Veganism and ideological compromise
A very interesting and provocative piece in this week’s NYT argues that some vegans place too much emphasis on ideological purity, at the cost of missing more prosaic opportunities to tangibly advance animal welfare. As usual for this topic, the comments section devolves into pretty lame arguments and invectives directed against veganism (including the perennial favorites, “but humans evolved to eat meat” and “what are you going to do with all the cows, then?”).
That’s a shame, because the piece raises interesting issues that go far beyond veganism, and it connects to a major issue in philosophical ethics, the “dirty hands” problem. Roughly, this is the question of whether – and when – it’s acceptable to engage in ideological or moral compromise for the greater good. It’s especially relevant for political ethics: might a politician be justified in engaging in morally obnoxious acts in the short term to advance a noble long-term political agenda? To give just one example, as part of the Good Friday Agreement in Northern Ireland, many paramilitaries who were serving prison sentences for planning or carrying out acts of violence were given an early release, while suspects on the run were set “comfort letters” assuring them that they would no longer be prosecuted. Was it right to waive the normal demands of criminal justice for these individuals, some of whom had participated in horrible acts?
It’s a very tough call, especially when it comes to politicians: on the one hand, as agents of the state, they have a special burden to operate within the confines of justice and the law; and yet, on the other, their actions can have such massive consequences that it’s not hard to see how the demands of personal morality might seem to be outweighed in the cause of some greater good. (fellow Star Trek fans take note: this whole debate is brilliantly and subtly explored in one of the highest-rated episodes of all time, the classic ‘In the Pale Moonlight’).
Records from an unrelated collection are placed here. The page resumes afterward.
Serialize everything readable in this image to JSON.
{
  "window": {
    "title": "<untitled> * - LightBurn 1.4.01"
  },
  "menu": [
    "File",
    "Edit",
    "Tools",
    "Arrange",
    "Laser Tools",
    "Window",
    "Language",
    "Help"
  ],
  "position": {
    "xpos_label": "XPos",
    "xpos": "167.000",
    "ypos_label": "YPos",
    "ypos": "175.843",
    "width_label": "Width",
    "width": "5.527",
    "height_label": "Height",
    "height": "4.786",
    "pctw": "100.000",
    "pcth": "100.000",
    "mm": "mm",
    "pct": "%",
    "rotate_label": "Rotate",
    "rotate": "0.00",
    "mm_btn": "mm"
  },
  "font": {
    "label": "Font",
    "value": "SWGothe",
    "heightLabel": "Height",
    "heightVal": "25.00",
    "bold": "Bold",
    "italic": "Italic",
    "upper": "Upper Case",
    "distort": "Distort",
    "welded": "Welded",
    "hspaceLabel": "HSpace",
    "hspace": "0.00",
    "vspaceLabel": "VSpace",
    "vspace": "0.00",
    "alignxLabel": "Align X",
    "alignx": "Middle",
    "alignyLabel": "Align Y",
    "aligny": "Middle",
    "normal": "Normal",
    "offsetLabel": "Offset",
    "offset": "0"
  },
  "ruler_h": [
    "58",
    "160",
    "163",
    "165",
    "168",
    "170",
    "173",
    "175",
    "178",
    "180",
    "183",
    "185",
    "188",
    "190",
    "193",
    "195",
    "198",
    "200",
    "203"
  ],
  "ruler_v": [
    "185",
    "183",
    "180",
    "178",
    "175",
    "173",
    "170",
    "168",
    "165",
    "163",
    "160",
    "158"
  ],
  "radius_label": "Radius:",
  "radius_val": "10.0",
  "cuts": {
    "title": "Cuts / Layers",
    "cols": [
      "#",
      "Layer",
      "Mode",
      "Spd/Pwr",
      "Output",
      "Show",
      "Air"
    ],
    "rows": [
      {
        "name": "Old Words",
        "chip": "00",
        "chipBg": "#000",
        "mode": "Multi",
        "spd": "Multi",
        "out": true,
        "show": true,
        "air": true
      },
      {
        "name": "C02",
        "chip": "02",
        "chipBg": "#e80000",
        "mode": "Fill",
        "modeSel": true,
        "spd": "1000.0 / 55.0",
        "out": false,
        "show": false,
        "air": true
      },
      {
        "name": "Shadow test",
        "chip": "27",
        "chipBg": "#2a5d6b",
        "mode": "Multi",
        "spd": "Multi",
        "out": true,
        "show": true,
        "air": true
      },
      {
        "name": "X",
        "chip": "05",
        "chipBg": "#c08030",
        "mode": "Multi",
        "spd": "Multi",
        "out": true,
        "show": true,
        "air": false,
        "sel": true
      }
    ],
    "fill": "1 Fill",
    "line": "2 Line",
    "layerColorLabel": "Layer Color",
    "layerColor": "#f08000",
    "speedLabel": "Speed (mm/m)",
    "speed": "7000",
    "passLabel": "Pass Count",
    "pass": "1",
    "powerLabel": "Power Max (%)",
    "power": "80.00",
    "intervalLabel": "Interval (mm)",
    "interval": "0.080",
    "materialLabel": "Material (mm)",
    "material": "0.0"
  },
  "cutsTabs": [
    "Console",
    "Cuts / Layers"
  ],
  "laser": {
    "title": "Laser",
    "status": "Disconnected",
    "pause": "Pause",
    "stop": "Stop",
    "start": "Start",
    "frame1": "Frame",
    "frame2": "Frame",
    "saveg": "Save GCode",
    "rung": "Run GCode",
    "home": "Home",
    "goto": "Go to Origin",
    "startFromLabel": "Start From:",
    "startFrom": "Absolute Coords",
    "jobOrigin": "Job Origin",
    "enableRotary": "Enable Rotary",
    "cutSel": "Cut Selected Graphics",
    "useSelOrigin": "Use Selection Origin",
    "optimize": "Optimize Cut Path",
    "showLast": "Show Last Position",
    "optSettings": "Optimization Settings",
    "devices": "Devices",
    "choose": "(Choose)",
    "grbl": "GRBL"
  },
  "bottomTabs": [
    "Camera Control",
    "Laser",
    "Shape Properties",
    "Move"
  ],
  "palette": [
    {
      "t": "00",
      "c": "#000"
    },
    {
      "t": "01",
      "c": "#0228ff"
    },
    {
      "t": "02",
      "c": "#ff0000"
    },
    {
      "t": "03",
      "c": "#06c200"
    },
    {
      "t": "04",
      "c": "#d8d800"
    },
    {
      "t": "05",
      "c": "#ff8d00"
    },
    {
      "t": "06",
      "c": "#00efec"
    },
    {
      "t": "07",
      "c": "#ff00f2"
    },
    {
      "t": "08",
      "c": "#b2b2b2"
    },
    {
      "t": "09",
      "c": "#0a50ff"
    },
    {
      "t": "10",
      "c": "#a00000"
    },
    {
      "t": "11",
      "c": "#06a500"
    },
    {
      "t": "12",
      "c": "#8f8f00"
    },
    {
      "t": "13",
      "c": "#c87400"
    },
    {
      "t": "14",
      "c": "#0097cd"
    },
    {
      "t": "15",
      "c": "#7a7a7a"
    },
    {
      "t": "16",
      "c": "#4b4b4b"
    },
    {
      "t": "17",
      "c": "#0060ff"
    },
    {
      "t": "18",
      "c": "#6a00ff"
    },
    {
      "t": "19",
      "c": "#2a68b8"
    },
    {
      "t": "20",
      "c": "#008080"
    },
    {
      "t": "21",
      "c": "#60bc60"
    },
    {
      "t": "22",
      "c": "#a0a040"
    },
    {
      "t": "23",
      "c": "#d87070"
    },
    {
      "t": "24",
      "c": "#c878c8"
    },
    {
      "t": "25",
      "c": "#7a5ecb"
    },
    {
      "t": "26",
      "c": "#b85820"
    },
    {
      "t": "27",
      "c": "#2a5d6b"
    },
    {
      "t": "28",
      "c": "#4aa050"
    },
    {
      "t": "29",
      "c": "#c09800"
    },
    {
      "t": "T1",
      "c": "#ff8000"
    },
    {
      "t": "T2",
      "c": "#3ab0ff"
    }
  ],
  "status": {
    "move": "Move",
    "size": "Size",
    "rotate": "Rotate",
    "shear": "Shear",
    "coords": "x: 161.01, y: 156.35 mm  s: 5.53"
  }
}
What about the case of individuals like you and me, who are striving to advance a political cause? Should we work with people whom we take to fall short of our standards, in the name of advancing our goals? Here, I’m inclined to agree with the authors of the piece in the NYT – a focus on ideological purity certainly isn’t always our biggest priority. I think of this as a pragmatic issue: there are some causes that can and should be won one battle at a time, and others that can only be won by bringing about a paradigm shift in the views of society at large. The development of representational government in the UK probably fits the former model, whereas the abolition of slavery fitted the latter.
Of course, a hybrid strategy may also be possible – animal rights activists can simultaneously declare that they’re striving for an end to all animal farming, while focusing their energy on more attainable policy goals like banning sow crates. The worry there, though, is that highly charged ideological statements can alienate potential allies, and make it harder to build effective political coalitions. I think this is also a problem for the liberal left in the United States. It makes it harder to work with Republicans if we’re loudly decrying the party for harboring people with racist and misogynist views, or accusing Republican voters of being manipulated by kleptocratic elites (even if, in our heart of hearts, that’s what many of us believe). For both vegans and leftists, I can see the merits of a more circumspect – albeit less honest – approach to achieving our policy goals.